You might be surprised to find that nowhere do the scriptures instruct us to set aside time to seek a special calling from God. Nor will you find examples of biblical characters so doing.
This realization is new to me. For it has been my practice to periodically set aside a half day for prayer and fasting as I come to a new season. I ask God to show me what to do or where to go, and then open up the Bible and wait for a “sense” of his direction. But not anymore. For, simply put, the idea is not biblical.
But isn’t this what we find Jesus doing in Mark 1:35-38? Isn’t this what the church is doing in Acts 13:2-3? So I thought, but then I read a little closer. Yes, Jesus woke up early to pray. And yes, he knew it was time to continue on to the next town when his disciples found him. But what makes us assume that Jesus woke up early in order to seek such direction? Eisegesis might lead me to this conclusion, but exegesis will not. As for Acts, the Spirit speaks to the church “while they were worshipping the Lord and fasting.” It was not while they were seeking direction, but while they were worshipping—that is, seeking God’s face. And those are not the same thing.
We would do well to take note of Paul’s custom in decision-making.
As the book of Acts then follows Paul and Barnabas after they are sent out, we would do well to take note of their custom in decision-making. They pass from city to city without mention of special direction from God and then return to Antioch. After returning, Paul simply proposes to Barnabas to go back and visit the churches they planted, again without special direction from God to do so. As he goes (without Barnabas), we then do read of the Spirit directing. First He “forbids” Paul from speaking the word in Asia. Then the Spirit does not allow them to go to Bithynia. Finally, Paul has a vision at night which he interprets to be God’s call to preach in Macedonia. (Acts 13:13, 14:24, 15:36, 16:6-10) Now observe the following: (1) Paul was free to make big decisions without special guidance from God. (2) The Spirit does not speak to Paul in response to him asking for a special calling, and in fact he never asks. (3) The Spirit never guides Paul in the same fashion.
Paul was free to make big decisions without special guidance from God.
But wait, are we not to go to God for wisdom?! Yes, but this is totally different. A special calling says, “Go there” or “Do that.” Wisdom says, “Here is how to think and live.” See for yourself in James. In 1:4 we discover that God calls us to steadfastness that we might be “lacking in nothing.” Immediately following in 1:5 we read that God will give us wisdom if we lack it. What’s the point? God does not mean for us to ask, “Should I go left or right?” when we meet life’s crossroads. For that would not remove any lack in my character as it is relevant only for the moment. Rather God invites us to ask, “Please teach me how to live,” in order to fill us with wisdom. (See also James 3:13-18 for James’ definition of wisdom.)
Please do not misunderstand. We must “acknowledge [God] in all [our] ways.” We must “present [our] bodies as living sacrifices.” We live understanding that we belong to God, but that does not mean that God directs us with “left” and “right” commands.
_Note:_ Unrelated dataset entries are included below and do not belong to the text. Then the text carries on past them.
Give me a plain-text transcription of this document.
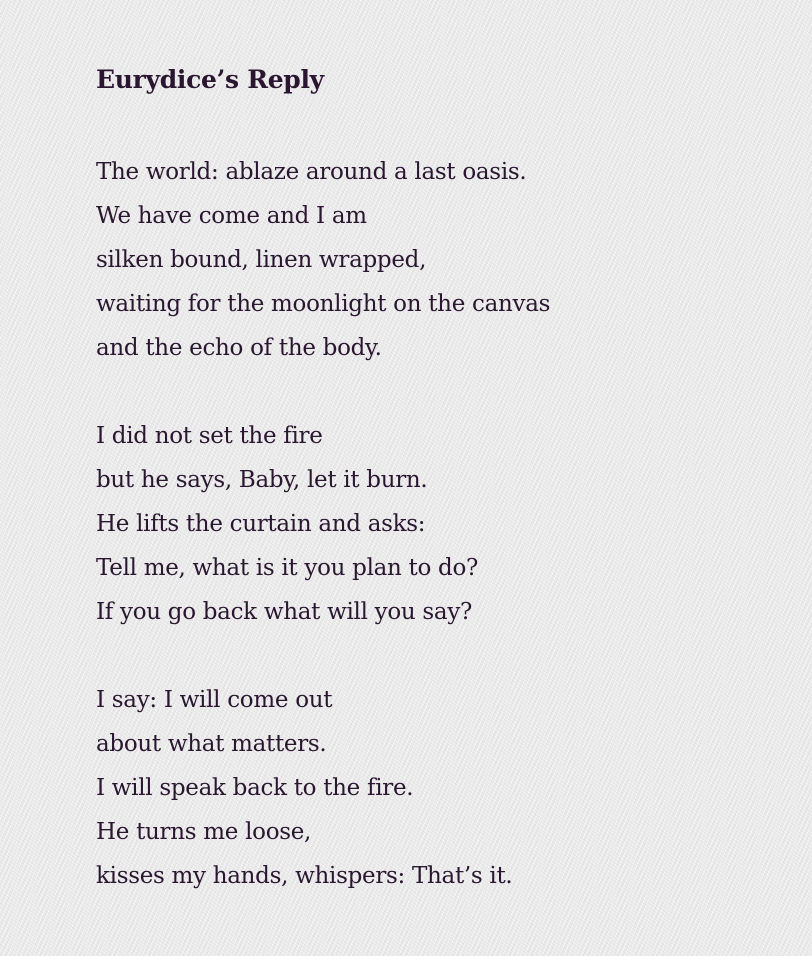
Eurydice’s Reply
The world: ablaze around a last oasis.
We have come and I am
silken bound, linen wrapped,
waiting for the moonlight on the canvas
and the echo of the body.
I did not set the fire
but he says, Baby, let it burn.
He lifts the curtain and asks:
Tell me, what is it you plan to do?
If you go back what will you say?
I say: I will come out
about what matters.
I will speak back to the fire.
He turns me loose,
kisses my hands, whispers: That’s it.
Rather, we “discern by testing what is the will of God” as he “make[s] straight [our] paths.” (Prov 3:5-6, Rom 12:1-2. Note also that in Isaiah 30:21, God is confirming the way of holiness, not giving person-specific guidance.)
Perhaps a final passage to note on this subject is James 4:13-17. There James rebukes the person who arrogantly makes plans without thought to the Lord, or his own frailty. Notice James’ instruction to this person. He does not say, “Instead you ought to set aside time to pray and fast for direction.” Why? Because that was not the planner’s problem. The problem was that his heart did not realize that his plans will only be established “if the Lord wills.” And then comes perhaps the most insightful verse for our subject. “So whoever knows the right thing to do and fails to do it, for him it is sin.” Do you know the holiness which God calls us all to pursue? To not run after it is sin. Do you know of the Great Commission? To not participate in it is sin. Do you have a special, personal calling from God? To ignore it is also sin. (Like Jonah, for example.)
God knows where to find you and he knows how to talk.
For God does indeed give special callings! The point of this article is not to deny that. The point being made is that you need not seek one. For God knows where to find you and he knows how to talk! How absurd it would be to think that God has a special calling for your life, or special direction for you in this season, which he is eager to tell you, but cannot because you have not set aside a day to fast and pray in order to ask him!
You are free! Go to the ends of the earth, pour yourself out for a gospel ambition, give your life away to serve. Through it all God will teach you how to make decisions (wisdom) and he will guide you through his providence. “If the Lord wills,” he will establish your plan. If not, he will close the door. And he may at times speak a special calling into your life. But do not stay up late coveting a special calling that you feel you must have. Rather wake up early to seek God’s face, and stay up late to do his work.